The United Nations Office for the Coordination of Humanitarian Affairs (OCHA), stated on Sunday that more than 16 million people in Yemen are faced with a significant risk of going hungry in 2021, while half-a-million people already live in famine-like conditions in the war-torn country.

OCHA, warned that the risk of large-scale famine in the Arab world’s poorest country "has never been more acute," adding that the years-long conflict, economic decline, and institutional collapse created enormous humanitarian needs in all sectors.

The stark warning comes a day before a pledging conference co-hosted by Sweden and Switzerland. The U.N. Secretary-General Antonio Guterres will appeal for $3.85 billion in relief aid for Yemen this year. The response to the U.N. appeal is unlikely to meet expectations, given that the global COVID-19 pandemic and its devastating consequences hit economies around the globe.

"The international community should rally around Yemen and come forward with a great number of pledges that will help us to prevent a widespread famine in the country," Auke Lootsma, the United Nations Development Programme's country director, told Agence France-Presse (AFP) in an interview.

"It is important to understand that the famine in Yemen is very much an income famine, so it's not necessarily a situation whereby food is not available," he said.

"But Yemenis are not really able to afford a minimum food basket or a minimum food supply in the household that will give them enough nutrition to survive the day."

It warned that 400,000 Yemeni children under the age of five could die from acute malnutrition.

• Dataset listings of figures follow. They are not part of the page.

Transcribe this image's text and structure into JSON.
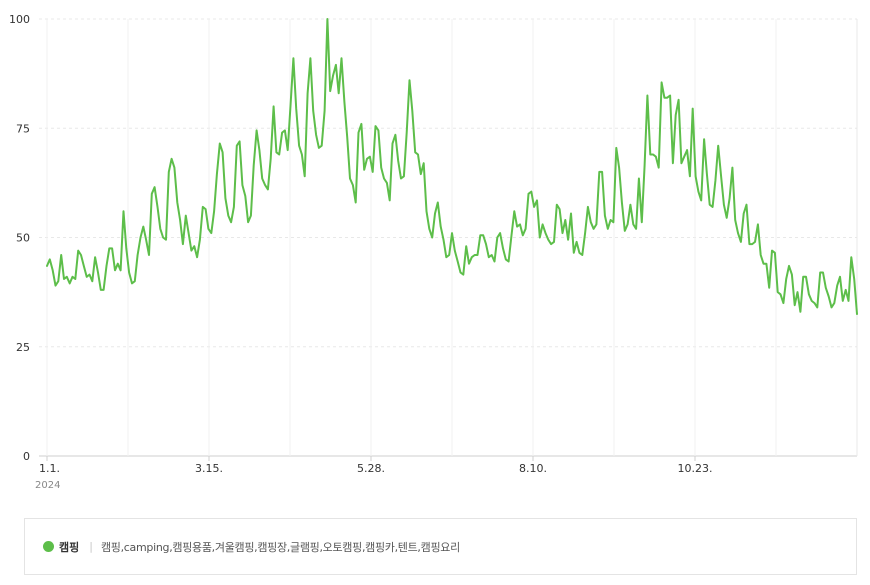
{
  "chart_data": {
    "type": "line",
    "yticks": [
      0,
      25,
      50,
      75,
      100
    ],
    "ylim": [
      0,
      100
    ],
    "xtick_labels": [
      "1.1.",
      "3.15.",
      "5.28.",
      "8.10.",
      "10.23."
    ],
    "xtick_sublabel": "2024",
    "grid": true,
    "series": [
      {
        "name": "캠핑",
        "keywords": "캠핑,camping,캠핑용품,겨울캠핑,캠핑장,글램핑,오토캠핑,캠핑카,텐트,캠핑요리",
        "color": "#5dbe4a",
        "values": [
          43.5,
          45,
          42.5,
          39,
          40,
          46,
          40.5,
          41,
          39.5,
          41,
          40.5,
          47,
          46,
          43.5,
          41,
          41.5,
          40,
          45.5,
          42,
          38,
          38,
          43.5,
          47.5,
          47.5,
          42.5,
          44,
          42.5,
          56,
          47.5,
          42,
          39.5,
          40,
          46,
          50,
          52.5,
          49.5,
          46,
          60,
          61.5,
          57,
          52,
          50,
          49.5,
          65,
          68,
          66,
          58,
          54,
          48.5,
          55,
          51,
          47,
          48,
          45.5,
          49.5,
          57,
          56.5,
          52,
          51,
          56,
          64.5,
          71.5,
          69.5,
          59,
          55,
          53.5,
          57,
          71,
          72,
          62,
          59.5,
          53.5,
          55,
          66.5,
          74.5,
          70,
          63.5,
          62,
          61,
          68,
          80,
          69.5,
          69,
          74,
          74.5,
          70,
          80.5,
          91,
          79.5,
          71,
          69,
          64,
          83,
          91,
          79,
          73.5,
          70.5,
          71,
          79,
          100,
          83.5,
          87,
          89.5,
          83,
          91,
          81,
          73,
          63.5,
          62,
          58,
          74,
          76,
          65.5,
          68,
          68.5,
          65,
          75.5,
          74.5,
          66,
          63.5,
          62.5,
          58.5,
          71.5,
          73.5,
          67.5,
          63.5,
          64,
          74,
          86,
          79,
          69.5,
          69,
          64.5,
          67,
          56,
          52,
          50,
          55.5,
          58,
          52.5,
          49.5,
          45.5,
          46,
          51,
          47,
          44.5,
          42,
          41.5,
          48,
          44,
          45.5,
          46,
          46,
          50.5,
          50.5,
          48.5,
          45.5,
          46,
          44.5,
          50,
          51,
          47.5,
          45,
          44.5,
          50.5,
          56,
          52.5,
          53,
          50.5,
          52,
          60,
          60.5,
          57,
          58.5,
          50,
          53,
          51,
          49.5,
          48.5,
          49,
          57.5,
          56.5,
          51,
          54,
          49.5,
          55.5,
          46.5,
          49,
          46.5,
          46,
          51,
          57,
          53.5,
          52,
          53,
          65,
          65,
          55,
          52,
          54,
          53.5,
          70.5,
          66,
          58,
          51.5,
          53,
          57.5,
          53,
          52,
          63.5,
          53.5,
          66.5,
          82.5,
          69,
          69,
          68.5,
          66,
          85.5,
          82,
          82,
          82.5,
          67,
          78,
          81.5,
          67,
          68.5,
          70,
          64,
          79.5,
          64,
          60.5,
          58.5,
          72.5,
          64.5,
          57.5,
          57,
          63,
          71,
          64,
          57.5,
          54.5,
          59,
          66,
          54,
          51,
          49,
          55.5,
          57.5,
          48.5,
          48.5,
          49,
          53,
          46,
          44,
          44,
          38.5,
          47,
          46.5,
          37.5,
          37,
          35,
          40.5,
          43.5,
          41.5,
          34.5,
          37.5,
          33,
          41,
          41,
          37,
          35.5,
          35,
          34,
          42,
          42,
          38.5,
          36.5,
          34,
          35,
          39,
          41,
          35.5,
          38,
          35.5,
          45.5,
          40.5,
          32.5
        ]
      }
    ]
  }
}
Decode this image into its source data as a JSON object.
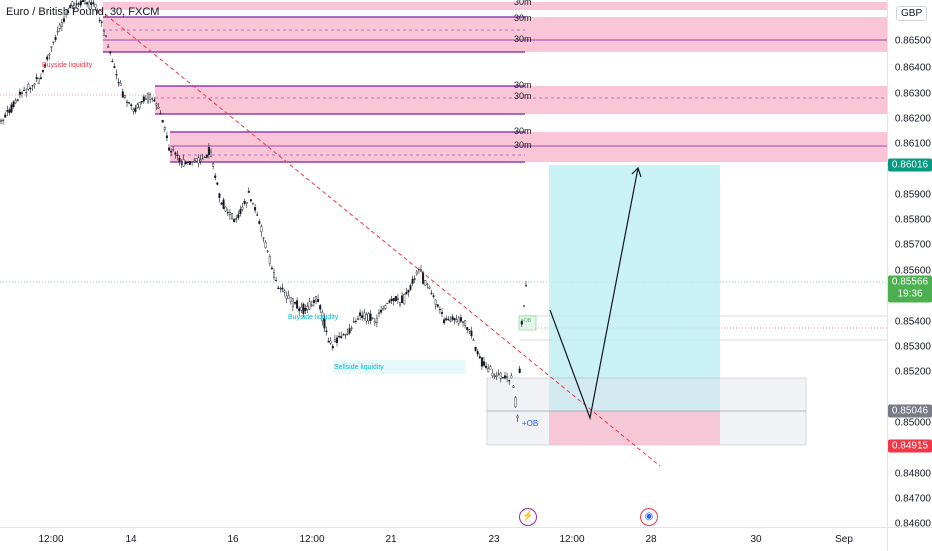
{
  "chart": {
    "title": "Euro / British Pound, 30, FXCM",
    "currency": "GBP"
  },
  "price_scale": {
    "ticks": [
      "0.86500",
      "0.86400",
      "0.86300",
      "0.86200",
      "0.86100",
      "0.85900",
      "0.85800",
      "0.85700",
      "0.85600",
      "0.85400",
      "0.85300",
      "0.85200",
      "0.85000",
      "0.84800",
      "0.84700",
      "0.84600"
    ],
    "labels": {
      "target": {
        "value": "0.86016",
        "color": "#089981"
      },
      "current": {
        "value": "0.85566",
        "countdown": "19:36",
        "color": "#4caf50"
      },
      "entry": {
        "value": "0.85046",
        "color": "#787b86"
      },
      "stop": {
        "value": "0.84915",
        "color": "#f23645"
      }
    }
  },
  "time_scale": {
    "ticks": [
      "12:00",
      "14",
      "16",
      "12:00",
      "21",
      "23",
      "12:00",
      "28",
      "30",
      "Sep"
    ]
  },
  "zones": {
    "label": "30m"
  },
  "annotations": {
    "buyside": "Buyside liquidity",
    "sellside": "Sellside liquidity",
    "ob": "+OB",
    "ob_small": "+OB"
  },
  "colors": {
    "supply_zone": "#f8bbd0",
    "supply_border": "#7b1fa2",
    "target_zone": "#b2ebf2",
    "stop_zone": "#f8bbd0",
    "up_candle": "#131722",
    "trendline": "#f23645"
  },
  "icons": {
    "lightning": "lightning-icon",
    "globe": "globe-icon"
  }
}
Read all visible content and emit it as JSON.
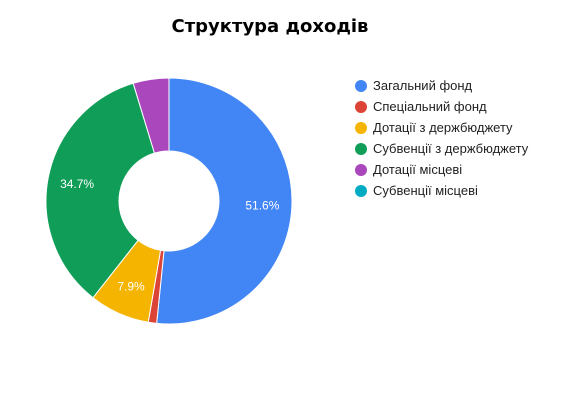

"The UN cannot feed everyone in Yemen. Therefore, we also must make sure that people continue to have livelihoods," Lootsma said.

Wealthy Gulf donors such as Saudi Arabia and the United Arab Emirates, which contributed generously to U.N. appeals in 2018 and 2019, cut back drastically on aid to Yemen last year. Yemen’s war started in 2014 when the Houthi rebels seized the capital, Sanaa, and much of the country’s north.

The Saudi-led, U.S.-backed coalition intervened months later to dislodge the rebels and restore the internationally recognized government. The conflict has killed some 130,000 people and spawned the world’s worst humanitarian disaster.

With so much damage to its infrastructure, Yemen is now witnessing "the worst development crisis in the world," Lootsma said.

"Yemen has lost more than two decades of development progress... and is definitely one of the poorest, if not the poorest country in the world at the moment, given the negative development indicators that we see," he said Sunday.

"If you continue like this, Yemen as a country will be very difficult to rebuild. If more assets get destroyed and people become poorer and poorer, then it will become almost like an unviable state."

"The war has to stop now. Yemenis have suffered enough," said Lootsma, urging donors to rapidly provide financial aid at Monday's conference hosted by the U.N., Switzerland and Sweden.

Monday’s pledging conference comes as the Iranian-backed Houthis renewed their offensive on the central province of Marib, stoking fears of a new humanitarian crisis in a region that hosts the largest displaced population in the country, according to local authorities.

The province, the location of the ancient Great Marib Dam, has served as a sort of haven for around 1 million Yemenis who have fled Houthi offensives since the start of the war, according to U.N. figures.

The rebels have renewed their attacks on the oil-rich province, a holdout against them, but have faced stiff resistance and heavy airstrikes from the Saudi-led coalition. Hundreds, mostly Houthis, have died in the fighting.

OCHA said the fighting in Marib has displaced more than 8,000 civilian people, particularly from the district of Sirwah, which hosts around 30,000 displaced people in at least 14 camps. Sirwah has seen the heaviest fighting, it said.

The agency warned about possible displacement of another 380,000 people if fighting reached the actual city of Marib, capital of the province, where camps for displaced people are already crowded.

In the port city of Hodeida, meanwhile, an overnight explosion hit a residential area in al-Hawal district, killing at least five civilians and wounding three others, the U.N. mission in the strategic city said Sunday. The mission, known as UNMHA, did not say what caused the explosion or which party was behind it.